よもぎが漢方として利用されるときには「艾葉(ガイヨウ)」という名になりますが、「艾」という漢字には「病を止める」という意味があります。中国の文献によると、中国では漢方薬の原料としてよもぎが利用されていることから、この名がついたと言われています。また韓国では、よもぎを中心とした生薬を煎じた蒸気を下半身から体に浴びる「よもぎ蒸し」という民間療法が、約600年も前から行われてきました。

よもぎが「ハーブの女王」「万能薬」と言われるのには、さまざまな効能が期待されるからです。よもぎの若葉は、食用や薬として利用され、乾燥させお茶として飲むことで下痢や貧血に効果があるとされています。

よもぎの葉には、ビタミンA・ビタミンB1・ビタミンB2・ビタミンC・ビタミンE・葉緑素・食物繊維などの美容効果が期待できる成分がバランスよく含まれています。よもぎの香り成分であるシネオールやα‐ツヨンには、体を温める作用があり、代謝が上がることで体に溜まった老廃物や毒素の排出を促すデトックス効果も期待できます。

よもぎには体を温める作用があるため、不眠が続くときにはよもぎ風呂を活用することで、入眠しやすくなり安眠効果が期待できるでしょう。手軽に香りを感じられるハーブティーを寝る前のリラックスタイムのお供にすることもおすすめです。

よもぎに含まれる良質の葉緑素は、末梢血管を拡張してくれるため、新陳代謝を高め浄血・増血作用に役立ちます。またよもぎは鉄分も含んでいるため、貧血予防にも効果が期待できます。

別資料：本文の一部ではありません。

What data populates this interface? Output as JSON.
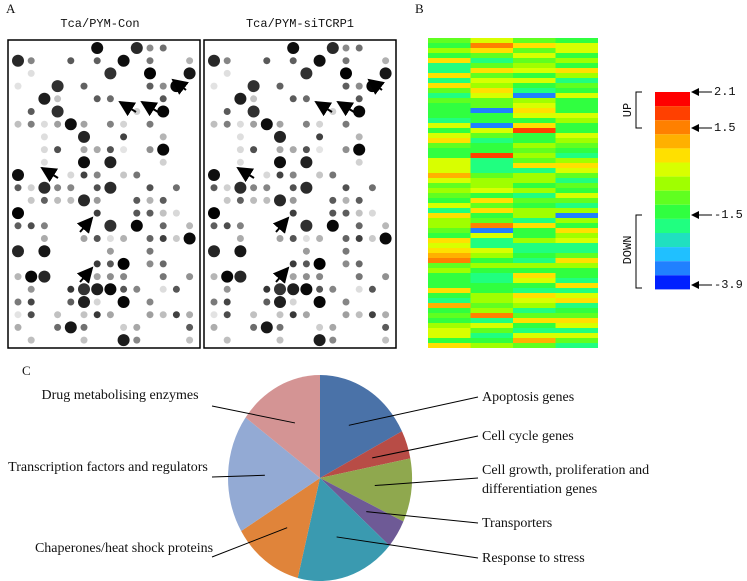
{
  "panels": {
    "a": "A",
    "b": "B",
    "c": "C"
  },
  "blots": {
    "left_title": "Tca/PYM-Con",
    "right_title": "Tca/PYM-siTCRP1"
  },
  "heatmap": {
    "up": "UP",
    "down": "DOWN",
    "colorbar_ticks": [
      2.1,
      1.5,
      -1.5,
      -3.9
    ]
  },
  "chart_data": {
    "type": "pie",
    "categories": [
      "Apoptosis genes",
      "Cell cycle genes",
      "Cell growth, proliferation and differentiation genes",
      "Transporters",
      "Response to stress",
      "Chaperones/heat shock proteins",
      "Transcription factors and regulators",
      "Drug metabolising enzymes"
    ],
    "values": [
      63,
      16,
      36,
      16,
      63,
      45,
      67,
      54
    ],
    "colors": [
      "#4a72a8",
      "#b84c46",
      "#8fa84e",
      "#6e5a96",
      "#3a9ab0",
      "#e0843a",
      "#93aad4",
      "#d49494"
    ]
  }
}
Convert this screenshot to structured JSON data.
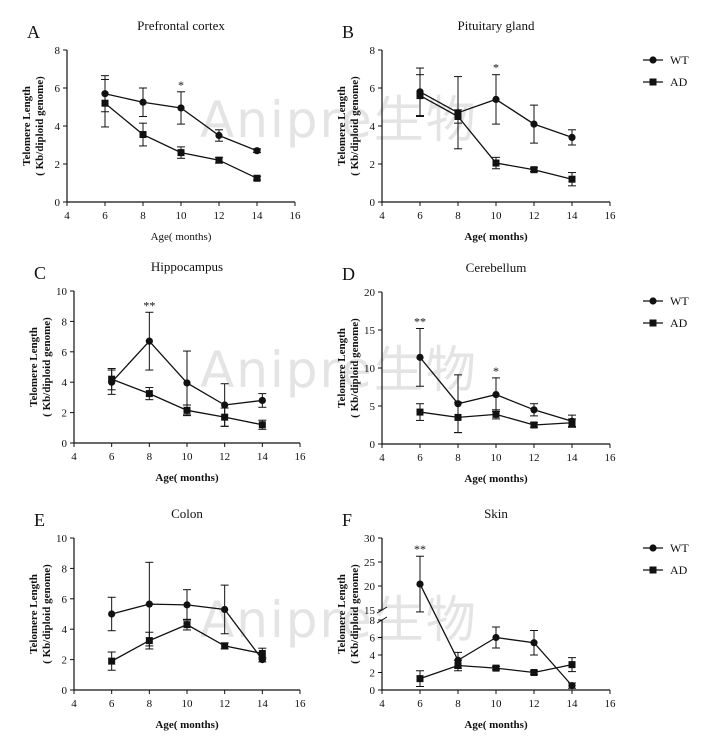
{
  "watermark": "Anipre生物",
  "legend": {
    "wt": "WT",
    "ad": "AD"
  },
  "chart_data": [
    {
      "id": "A",
      "type": "line",
      "title": "Prefrontal cortex",
      "xlabel": "Age( months)",
      "xlabel_bold": false,
      "ylabel": [
        "Telomere Length",
        "( Kb/diploid genome)"
      ],
      "xlim": [
        4,
        16
      ],
      "xticks": [
        4,
        6,
        8,
        10,
        12,
        14,
        16
      ],
      "ylim": [
        0,
        8
      ],
      "yticks": [
        0,
        2,
        4,
        6,
        8
      ],
      "x": [
        6,
        8,
        10,
        12,
        14
      ],
      "series": [
        {
          "name": "WT",
          "marker": "circle",
          "values": [
            5.7,
            5.25,
            4.95,
            3.5,
            2.7
          ],
          "errors": [
            0.95,
            0.75,
            0.85,
            0.3,
            0.1
          ]
        },
        {
          "name": "AD",
          "marker": "square",
          "values": [
            5.2,
            3.55,
            2.6,
            2.2,
            1.25
          ],
          "errors": [
            1.25,
            0.6,
            0.3,
            0.15,
            0.1
          ]
        }
      ],
      "significance": [
        {
          "x": 10,
          "label": "*"
        }
      ]
    },
    {
      "id": "B",
      "type": "line",
      "title": "Pituitary gland",
      "xlabel": "Age( months)",
      "xlabel_bold": true,
      "ylabel": [
        "Telomere Length",
        "( Kb/diploid genome)"
      ],
      "xlim": [
        4,
        16
      ],
      "xticks": [
        4,
        6,
        8,
        10,
        12,
        14,
        16
      ],
      "ylim": [
        0,
        8
      ],
      "yticks": [
        0,
        2,
        4,
        6,
        8
      ],
      "x": [
        6,
        8,
        10,
        12,
        14
      ],
      "series": [
        {
          "name": "WT",
          "marker": "circle",
          "values": [
            5.8,
            4.7,
            5.4,
            4.1,
            3.4
          ],
          "errors": [
            1.25,
            1.9,
            1.3,
            1.0,
            0.4
          ]
        },
        {
          "name": "AD",
          "marker": "square",
          "values": [
            5.6,
            4.5,
            2.05,
            1.7,
            1.2
          ],
          "errors": [
            1.1,
            0.35,
            0.3,
            0.1,
            0.35
          ]
        }
      ],
      "significance": [
        {
          "x": 10,
          "label": "*"
        }
      ]
    },
    {
      "id": "C",
      "type": "line",
      "title": "Hippocampus",
      "xlabel": "Age( months)",
      "xlabel_bold": true,
      "ylabel": [
        "Telomere Length",
        "( Kb/diploid genome)"
      ],
      "xlim": [
        4,
        16
      ],
      "xticks": [
        4,
        6,
        8,
        10,
        12,
        14,
        16
      ],
      "ylim": [
        0,
        10
      ],
      "yticks": [
        0,
        2,
        4,
        6,
        8,
        10
      ],
      "x": [
        6,
        8,
        10,
        12,
        14
      ],
      "series": [
        {
          "name": "WT",
          "marker": "circle",
          "values": [
            4.0,
            6.7,
            3.95,
            2.5,
            2.8
          ],
          "errors": [
            0.8,
            1.9,
            2.1,
            1.4,
            0.45
          ]
        },
        {
          "name": "AD",
          "marker": "square",
          "values": [
            4.2,
            3.25,
            2.15,
            1.7,
            1.2
          ],
          "errors": [
            0.7,
            0.4,
            0.35,
            0.6,
            0.3
          ]
        }
      ],
      "significance": [
        {
          "x": 8,
          "label": "**"
        }
      ]
    },
    {
      "id": "D",
      "type": "line",
      "title": "Cerebellum",
      "xlabel": "Age( months)",
      "xlabel_bold": true,
      "ylabel": [
        "Telomere Length",
        "( Kb/diploid genome)"
      ],
      "xlim": [
        4,
        16
      ],
      "xticks": [
        4,
        6,
        8,
        10,
        12,
        14,
        16
      ],
      "ylim": [
        0,
        20
      ],
      "yticks": [
        0,
        5,
        10,
        15,
        20
      ],
      "x": [
        6,
        8,
        10,
        12,
        14
      ],
      "series": [
        {
          "name": "WT",
          "marker": "circle",
          "values": [
            11.4,
            5.3,
            6.5,
            4.5,
            3.0
          ],
          "errors": [
            3.8,
            3.8,
            2.2,
            0.8,
            0.8
          ]
        },
        {
          "name": "AD",
          "marker": "square",
          "values": [
            4.2,
            3.5,
            3.9,
            2.5,
            2.8
          ],
          "errors": [
            1.1,
            2.0,
            0.6,
            0.3,
            0.5
          ]
        }
      ],
      "significance": [
        {
          "x": 6,
          "label": "**"
        },
        {
          "x": 10,
          "label": "*"
        }
      ]
    },
    {
      "id": "E",
      "type": "line",
      "title": "Colon",
      "xlabel": "Age( months)",
      "xlabel_bold": true,
      "ylabel": [
        "Telomere Length",
        "( Kb/diploid genome)"
      ],
      "xlim": [
        4,
        16
      ],
      "xticks": [
        4,
        6,
        8,
        10,
        12,
        14,
        16
      ],
      "ylim": [
        0,
        10
      ],
      "yticks": [
        0,
        2,
        4,
        6,
        8,
        10
      ],
      "x": [
        6,
        8,
        10,
        12,
        14
      ],
      "series": [
        {
          "name": "WT",
          "marker": "circle",
          "values": [
            5.0,
            5.65,
            5.6,
            5.3,
            2.0
          ],
          "errors": [
            1.1,
            2.75,
            1.0,
            1.6,
            0.15
          ]
        },
        {
          "name": "AD",
          "marker": "square",
          "values": [
            1.9,
            3.25,
            4.3,
            2.9,
            2.4
          ],
          "errors": [
            0.6,
            0.55,
            0.35,
            0.2,
            0.35
          ]
        }
      ],
      "significance": []
    },
    {
      "id": "F",
      "type": "line",
      "title": "Skin",
      "xlabel": "Age( months)",
      "xlabel_bold": true,
      "ylabel": [
        "Telomere Length",
        "( Kb/diploid genome)"
      ],
      "xlim": [
        4,
        16
      ],
      "xticks": [
        4,
        6,
        8,
        10,
        12,
        14,
        16
      ],
      "ylim": [
        0,
        30
      ],
      "broken_axis": [
        8,
        15
      ],
      "yticks": [
        0,
        2,
        4,
        6,
        8,
        15,
        20,
        25,
        30
      ],
      "x": [
        6,
        8,
        10,
        12,
        14
      ],
      "series": [
        {
          "name": "WT",
          "marker": "circle",
          "values": [
            20.4,
            3.4,
            6.0,
            5.4,
            0.5
          ],
          "errors": [
            5.8,
            0.9,
            1.2,
            1.4,
            0.3
          ]
        },
        {
          "name": "AD",
          "marker": "square",
          "values": [
            1.3,
            2.8,
            2.5,
            2.0,
            2.9
          ],
          "errors": [
            0.9,
            0.6,
            0.2,
            0.2,
            0.8
          ]
        }
      ],
      "significance": [
        {
          "x": 6,
          "label": "**"
        }
      ]
    }
  ]
}
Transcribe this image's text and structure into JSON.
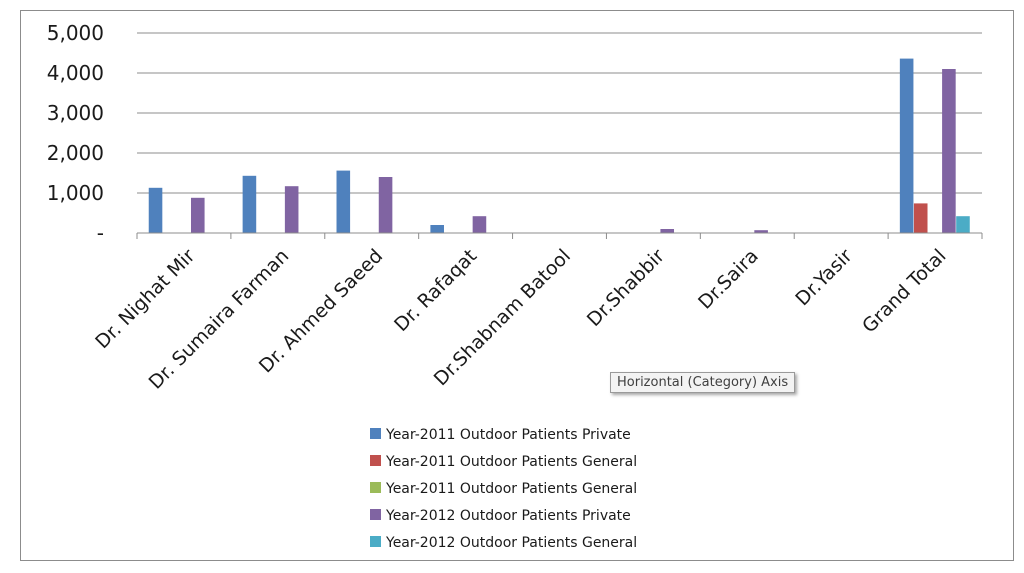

よもぎは土手や野原に生息し手に入れやすい身近な植物ですが、「ブタクサ」と「ムラサキケマン」によく似ており、特にムラサキケマンは毒があるため注意が必要です。心配な場合は、スーパーなどで購入するといいでしょう。

さまざまな効能があり、特に女性にはうれしい作用のあるよもぎですが、キク科のアレルギーがある方や、てんかんの持病がある方の利用は注意が必要です。また、よもぎに含まれる「ツヨン」という成分は子宮を収縮させる作用があるため、妊娠中の利用は避けたほうがいいでしょう。